En el caso de este Cabernet Sauvignon de la línea Ultra, se puede ver cómo los enólogos arrancaron con una mezcla de viñedos de Lunlunta y Perdriel. Ya en 2004, la bodega optó por uvas de Agrelo y en 2015 arrancó la era single vineyard, con foco en Vistalba, que se mantiene hasta hoy en día.
A esto se sumó otro cambio trascendental: las primeras cosechas eran 90% Cabernet Sauvignon y 10% Malbec. Pero Rabino decidió suprimir esta última variedad.
«El Malbec es muy marcador, ‘malbequiza’ al Cabernet Sauvignon, lo endulza un poco y lo hacía pasar de rosca. Por eso, quisimos preservar la tipicidad del Cabernet. Tal vez cuando elaborábamos con uvas de Lunlunta venía bien para el color, pero en Vistalba no se necesita», explicó.
En paralelo, Gustavo Hörmann, gerente de la bodega e ingeniero agrónomo, señaló que el desafío al hacer un vino como estos es no caer en la estandarización, escapando de la sobremadurez, pero siempre sin apurarse, para evitar tener un vino desequilibrado.
Por eso, dar con un Cabernet Sauvignon de clase mundial fue todo un aprendizaje: «Conseguir en Mendoza un Cabernet Sauvignon con tipicidad es difícil, porque las pirazinas se degradan con la insolación. Por eso, ahora hacemos un 20% de cosecha más temprana, para tener un poco más de acidez natural y para lograr esa nota a eucaliputos y pimientos».
¿Y cómo se traduce todo esto en los vinos? Al arrancar por la cosecha 2003 se perciben notas balsámicas, con notas de fruta negra tipo mermelada y algo de tabaco y chocolate. Se lo nota sucroso, con buen músculo, taninos gordos, redondos y dulces. En su medio de boca impacta por su fruta profunda, con una acidez que lo sostiene y le augura más años de vida en botella.
En la añada 2004 de Kaiken Ultra Cabernet Sauvignon se perciben muchas frutas rojas y negras, con especias dulces, junto a toques de cuero y tostados. Sucroso y graso, con taninos que le aportan estructura. Buena acidez, que se sobrepone al dulzor de la madera.
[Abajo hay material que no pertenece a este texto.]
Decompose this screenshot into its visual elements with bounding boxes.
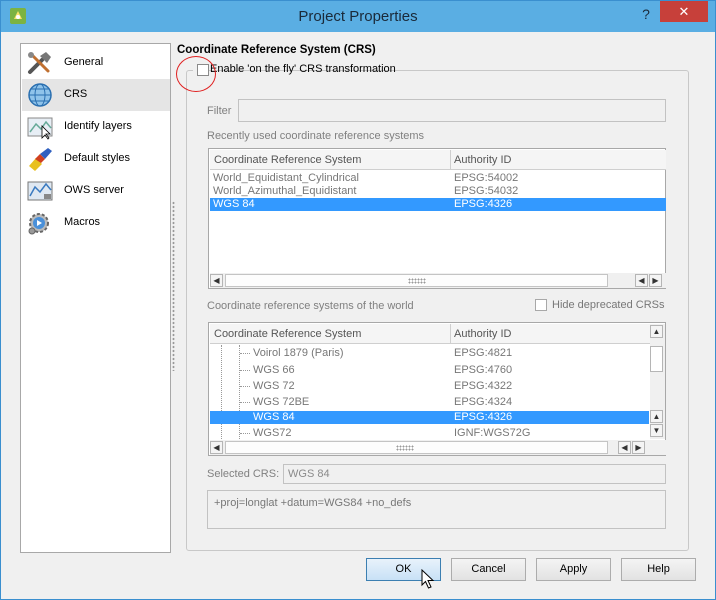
tools-icon [28, 52, 51, 74]
scroll-down-icon[interactable]: ▼ [650, 424, 663, 437]
table-row[interactable]: WGS 66 EPSG:4760 [210, 364, 649, 377]
vertical-scrollbar[interactable]: ▲ ▲ ▼ [650, 324, 665, 439]
filter-label: Filter [207, 105, 232, 117]
sidebar-item-label: OWS server [64, 184, 124, 196]
scroll-left-icon[interactable]: ◀ [210, 441, 223, 454]
table-row[interactable]: WGS 72 EPSG:4322 [210, 380, 649, 393]
row-authority-id: EPSG:4821 [454, 347, 513, 359]
sidebar: General CRS Identify layers Default styl… [20, 43, 171, 553]
table-header: Coordinate Reference System Authority ID [210, 150, 666, 170]
sidebar-item-crs[interactable]: CRS [22, 79, 170, 111]
row-crs-name: World_Azimuthal_Equidistant [213, 185, 357, 197]
world-crs-label: Coordinate reference systems of the worl… [207, 300, 414, 312]
sidebar-item-default-styles[interactable]: Default styles [22, 143, 170, 175]
row-crs-name: WGS 66 [253, 364, 295, 376]
project-properties-window: Project Properties ? ✕ General CRS Ident… [0, 0, 716, 600]
sidebar-item-label: Macros [64, 216, 101, 228]
recent-crs-table[interactable]: Coordinate Reference System Authority ID… [208, 148, 666, 289]
table-header: Coordinate Reference System Authority ID [210, 324, 650, 344]
table-row-selected[interactable]: WGS 84 EPSG:4326 [210, 411, 649, 424]
identify-map-icon [27, 117, 53, 140]
scroll-track[interactable] [225, 441, 608, 454]
selected-crs-label: Selected CRS: [207, 468, 280, 480]
close-button[interactable]: ✕ [660, 1, 708, 22]
row-authority-id: EPSG:54032 [454, 185, 519, 197]
title-help-button[interactable]: ? [636, 4, 656, 24]
scroll-grip [408, 278, 426, 284]
paintbrush-icon [29, 148, 52, 171]
sidebar-item-label: Default styles [64, 152, 131, 164]
proj-string-box: +proj=longlat +datum=WGS84 +no_defs [207, 490, 666, 529]
scroll-right-icon[interactable]: ▶ [649, 274, 662, 287]
scroll-up-icon[interactable]: ▲ [650, 325, 663, 338]
ows-map-icon [27, 181, 53, 201]
row-crs-name: WGS 72 [253, 380, 295, 392]
scroll-left-icon[interactable]: ◀ [618, 441, 631, 454]
row-authority-id: EPSG:54002 [454, 172, 519, 184]
row-crs-name: World_Equidistant_Cylindrical [213, 172, 359, 184]
splitter-handle[interactable] [172, 201, 175, 371]
otf-label: Enable 'on the fly' CRS transformation [210, 63, 396, 75]
table-row[interactable]: WGS72 IGNF:WGS72G [210, 427, 649, 440]
scroll-up-icon[interactable]: ▲ [650, 410, 663, 423]
row-authority-id: EPSG:4760 [454, 364, 513, 376]
scroll-grip [396, 445, 414, 451]
horizontal-scrollbar[interactable]: ◀ ◀ ▶ [210, 273, 666, 288]
help-button[interactable]: Help [621, 558, 696, 581]
sidebar-item-identify-layers[interactable]: Identify layers [22, 111, 170, 143]
row-authority-id: IGNF:WGS72G [454, 427, 531, 439]
table-row[interactable]: Voirol 1879 (Paris) EPSG:4821 [210, 347, 649, 360]
row-authority-id: EPSG:4326 [454, 411, 513, 423]
hide-deprecated-label: Hide deprecated CRSs [552, 299, 665, 311]
apply-button[interactable]: Apply [536, 558, 611, 581]
row-crs-name: Voirol 1879 (Paris) [253, 347, 344, 359]
column-header-crs[interactable]: Coordinate Reference System [214, 154, 361, 166]
sidebar-item-general[interactable]: General [22, 47, 170, 79]
row-crs-name: WGS 72BE [253, 396, 310, 408]
mouse-cursor-icon [421, 569, 435, 589]
globe-icon [28, 83, 52, 107]
sidebar-item-label: Identify layers [64, 120, 132, 132]
row-authority-id: EPSG:4326 [454, 198, 513, 210]
table-row[interactable]: World_Azimuthal_Equidistant EPSG:54032 [210, 185, 666, 198]
title-bar[interactable]: Project Properties ? ✕ [1, 1, 715, 32]
sidebar-item-ows-server[interactable]: OWS server [22, 175, 170, 207]
scroll-left-icon[interactable]: ◀ [635, 274, 648, 287]
row-crs-name: WGS 84 [213, 198, 255, 210]
horizontal-scrollbar[interactable]: ◀ ◀ ▶ [210, 440, 666, 455]
scroll-left-icon[interactable]: ◀ [210, 274, 223, 287]
sidebar-item-label: General [64, 56, 104, 68]
table-row-selected[interactable]: WGS 84 EPSG:4326 [210, 198, 666, 211]
table-row[interactable]: World_Equidistant_Cylindrical EPSG:54002 [210, 172, 666, 185]
column-header-crs[interactable]: Coordinate Reference System [214, 328, 361, 340]
world-crs-table[interactable]: Coordinate Reference System Authority ID… [208, 322, 666, 456]
sidebar-item-label: CRS [64, 88, 88, 100]
macro-gear-icon [28, 213, 49, 235]
column-header-authority[interactable]: Authority ID [454, 328, 511, 340]
cancel-button[interactable]: Cancel [451, 558, 526, 581]
table-row[interactable]: WGS 72BE EPSG:4324 [210, 396, 649, 409]
window-title: Project Properties [298, 8, 418, 25]
annotation-circle [176, 56, 216, 92]
sidebar-item-macros[interactable]: Macros [22, 207, 170, 239]
column-header-authority[interactable]: Authority ID [454, 154, 511, 166]
filter-input[interactable] [238, 99, 666, 122]
selected-crs-field [283, 464, 666, 484]
row-crs-name: WGS 84 [253, 411, 295, 423]
section-title: Coordinate Reference System (CRS) [177, 44, 376, 56]
scroll-thumb[interactable] [650, 346, 663, 372]
recent-crs-label: Recently used coordinate reference syste… [207, 130, 425, 142]
hide-deprecated-checkbox[interactable] [535, 299, 547, 311]
scroll-right-icon[interactable]: ▶ [632, 441, 645, 454]
row-authority-id: EPSG:4322 [454, 380, 513, 392]
row-crs-name: WGS72 [253, 427, 292, 439]
row-authority-id: EPSG:4324 [454, 396, 513, 408]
La añada 2015 ya muestra un perfil diferente. Hay preponderancia de frutas negras y se hace más palpable la clásica nota de pimentón, al tiempo que se perciben menos aromas torrefactos. Se lo nota más fluido, sin resignar a su pulso graso. Tiene músculo, pero avanza y se apoya en esa energía ácida que lo vuelve muy bebible.
Finalmente, la cosecha 2018, que está recién saliendo al mercado, se luce con una fruta bien negra y profunda, con toques a especias, pimentón y algo herbal. Se perciben algunas especias dulces pero bien de fondo. Los taninos son amables, se percibe un buen graso y una buena estructura. Es algo refrescante, por su acidez y una suave nota mentolada que queda flotando, pero no pierde la elegancia.
Así, cada botella es una cápsula del tiempo. Pero, a diferencia de una foto, el vino en la botella sigue evolucionando. Por eso, esta misma cata vertical, con estas mismas cosechas, repetida un año después, seguramente contará otra historia. Por la evolución del vino y también por la nuestra.